Can electricity generated from solar power in the future be stored successfully and kept for deployment later?
Storage solutions are very important. There are considerations being done by some of the GCC countries, especially Saudi Arabia, and UAE of the means to store this energy. There are studies about different technologies, whether it be pumped storage, batteries or other available storage technologies. This would bring opportunities of producing in off-peak times for usage in peak times.
Overall, I think this will lead to a comprehensive flexible system with different technologies and fuel sources. The diversity will give much more energy security to the overall power system. Energy security is a very important aspect that all the GCC members are considering, especially Saudi Arabia.
The GCC interconnector plays a big role in contributing to energy security by providing not only emergency support in power shortages, but also the opportunity to import power on a commercial basis. There is always some excess power available in the neighbourhood that can be imported.

Are smart grids and smart meters something that are being considered?
I think the future is about smart grids and about being more efficient. We are having a joint conference with EEI next year.

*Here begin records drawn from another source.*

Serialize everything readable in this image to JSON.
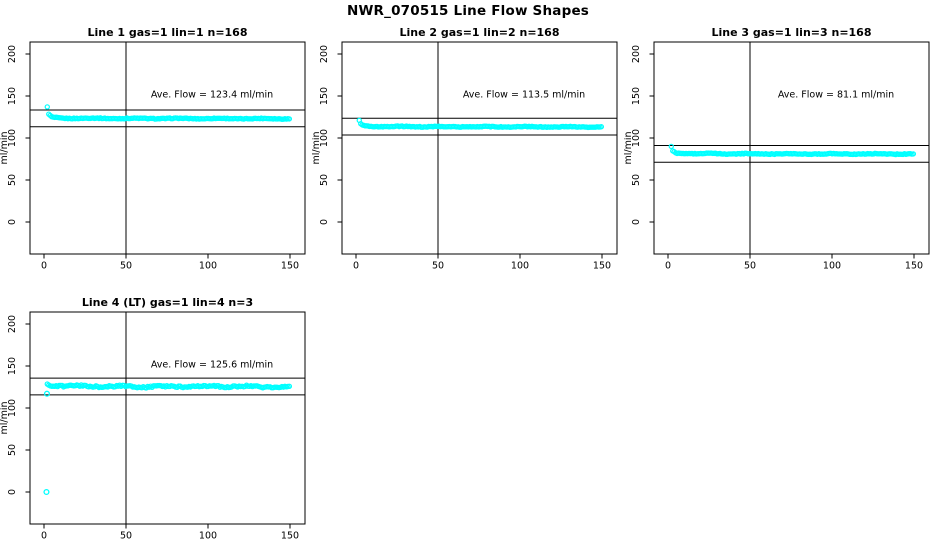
{
  "page": {
    "title": "NWR_070515  Line Flow Shapes"
  },
  "chart_data": [
    {
      "type": "scatter",
      "title": "Line 1 gas=1 lin=1 n=168",
      "annotation": "Ave. Flow =  123.4  ml/min",
      "ave_flow": 123.4,
      "n": 168,
      "ylabel": "ml/min",
      "xticks": [
        0,
        50,
        100,
        150
      ],
      "yticks": [
        0,
        50,
        100,
        150,
        200
      ],
      "xlim": [
        -8,
        159
      ],
      "ylim": [
        -38,
        214
      ],
      "ref_lines": [
        133.4,
        113.4
      ],
      "vline_x": 50,
      "point_color": "#00ffff",
      "noise_amp": 0.8,
      "x_range": [
        2,
        150
      ],
      "x_step": 0.9,
      "profile": [
        [
          2,
          137
        ],
        [
          3,
          127.5
        ],
        [
          5,
          124.5
        ],
        [
          10,
          123.6
        ],
        [
          50,
          123.3
        ],
        [
          100,
          123.2
        ],
        [
          150,
          123.0
        ]
      ],
      "outliers": []
    },
    {
      "type": "scatter",
      "title": "Line 2 gas=1 lin=2 n=168",
      "annotation": "Ave. Flow =  113.5  ml/min",
      "ave_flow": 113.5,
      "n": 168,
      "ylabel": "ml/min",
      "xticks": [
        0,
        50,
        100,
        150
      ],
      "yticks": [
        0,
        50,
        100,
        150,
        200
      ],
      "xlim": [
        -8,
        159
      ],
      "ylim": [
        -38,
        214
      ],
      "ref_lines": [
        123.5,
        103.5
      ],
      "vline_x": 50,
      "point_color": "#00ffff",
      "noise_amp": 0.8,
      "x_range": [
        2,
        150
      ],
      "x_step": 0.9,
      "profile": [
        [
          2,
          121
        ],
        [
          3,
          116
        ],
        [
          5,
          114.3
        ],
        [
          10,
          113.8
        ],
        [
          50,
          113.5
        ],
        [
          100,
          113.4
        ],
        [
          150,
          113.2
        ]
      ],
      "outliers": []
    },
    {
      "type": "scatter",
      "title": "Line 3 gas=1 lin=3 n=168",
      "annotation": "Ave. Flow =  81.1  ml/min",
      "ave_flow": 81.1,
      "n": 168,
      "ylabel": "ml/min",
      "xticks": [
        0,
        50,
        100,
        150
      ],
      "yticks": [
        0,
        50,
        100,
        150,
        200
      ],
      "xlim": [
        -8,
        159
      ],
      "ylim": [
        -38,
        214
      ],
      "ref_lines": [
        91.1,
        71.1
      ],
      "vline_x": 50,
      "point_color": "#00ffff",
      "noise_amp": 0.8,
      "x_range": [
        2,
        150
      ],
      "x_step": 0.9,
      "profile": [
        [
          2,
          90
        ],
        [
          3,
          84
        ],
        [
          5,
          82
        ],
        [
          10,
          81.5
        ],
        [
          50,
          81.2
        ],
        [
          100,
          81.1
        ],
        [
          150,
          81.0
        ]
      ],
      "outliers": []
    },
    {
      "type": "scatter",
      "title": "Line 4 (LT) gas=1 lin=4 n=3",
      "annotation": "Ave. Flow =  125.6  ml/min",
      "ave_flow": 125.6,
      "n": 3,
      "ylabel": "ml/min",
      "xticks": [
        0,
        50,
        100,
        150
      ],
      "yticks": [
        0,
        50,
        100,
        150,
        200
      ],
      "xlim": [
        -8,
        159
      ],
      "ylim": [
        -38,
        214
      ],
      "ref_lines": [
        135.6,
        115.6
      ],
      "vline_x": 50,
      "point_color": "#00ffff",
      "noise_amp": 1.8,
      "x_range": [
        2,
        150
      ],
      "x_step": 0.9,
      "profile": [
        [
          2,
          128.5
        ],
        [
          4,
          127
        ],
        [
          10,
          126.5
        ],
        [
          30,
          126
        ],
        [
          60,
          125.3
        ],
        [
          100,
          125.9
        ],
        [
          150,
          125.1
        ]
      ],
      "outliers": [
        [
          1.5,
          0
        ],
        [
          1.8,
          117
        ]
      ]
    }
  ]
}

We are already preparing for that. The focus will be energy efficiencies and how interconnectors can contribute to more efficient investments in the power sector and more efficient operations.

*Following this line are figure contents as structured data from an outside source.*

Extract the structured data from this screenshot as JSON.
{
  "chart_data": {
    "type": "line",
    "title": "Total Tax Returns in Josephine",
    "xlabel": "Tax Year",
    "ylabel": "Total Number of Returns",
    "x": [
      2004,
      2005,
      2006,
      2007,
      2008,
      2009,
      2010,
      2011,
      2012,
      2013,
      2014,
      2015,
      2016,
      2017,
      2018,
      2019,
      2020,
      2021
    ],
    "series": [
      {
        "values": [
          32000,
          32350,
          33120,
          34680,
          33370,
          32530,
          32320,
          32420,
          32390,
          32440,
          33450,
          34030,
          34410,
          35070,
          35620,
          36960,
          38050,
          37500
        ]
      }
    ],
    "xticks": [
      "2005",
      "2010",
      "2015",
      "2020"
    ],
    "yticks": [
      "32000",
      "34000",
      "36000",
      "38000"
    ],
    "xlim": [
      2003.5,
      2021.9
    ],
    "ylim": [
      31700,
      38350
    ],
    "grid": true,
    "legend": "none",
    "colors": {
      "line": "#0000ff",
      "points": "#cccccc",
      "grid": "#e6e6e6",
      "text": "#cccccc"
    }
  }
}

We were supposed to have it this year, but we decided to delay it until next year so that we could really prepare for it. We are targeting key global figures, both private and public, to come and participate in this conference. Most of our member countries have plans for smart technology, but some of them are more ahead than others.
Saudi Arabia is also employing lots of new technology. There is a push for smart grids here in Saudi Arabia. We can consider Saudi Arabia as one of the leaders in the GCC when it comes to new technologies and smart grids.

What are your immediate goals for this year and the next?
There are opportunities to develop grid-scale solar projects and connect them to the GCC interconnector so that we can serve more than one client. Grid-scale means it is not one connected to houses. This is a major difference between what we are doing here compared to Europe where micro-grids are connected to houses. Here we are considering power plants with 300-400 MW that are connected to the grid.
We are also looking to develop opportunities for the GCCIA in new technologies that serve our purposes, especially energy efficiency and smart grids. We are also reviewing our commercial model to become more efficient as an organisation. Hopefully, some changes will be happening, probably not in 2017, but in 2018.

Does the fact that Saudi Arabia is much bigger than Bahrain or Qatar mean that it requires much greater investment to upgrade compared to those countries?
Definitely, but the payback is also bigger. If you save on this kind of bigger system, the savings are huge. In this sense, there is more drive to be more efficient and to be on top of technologies because the payback is really huge. You can save a lot of the investment just by operating the grid in a smart way.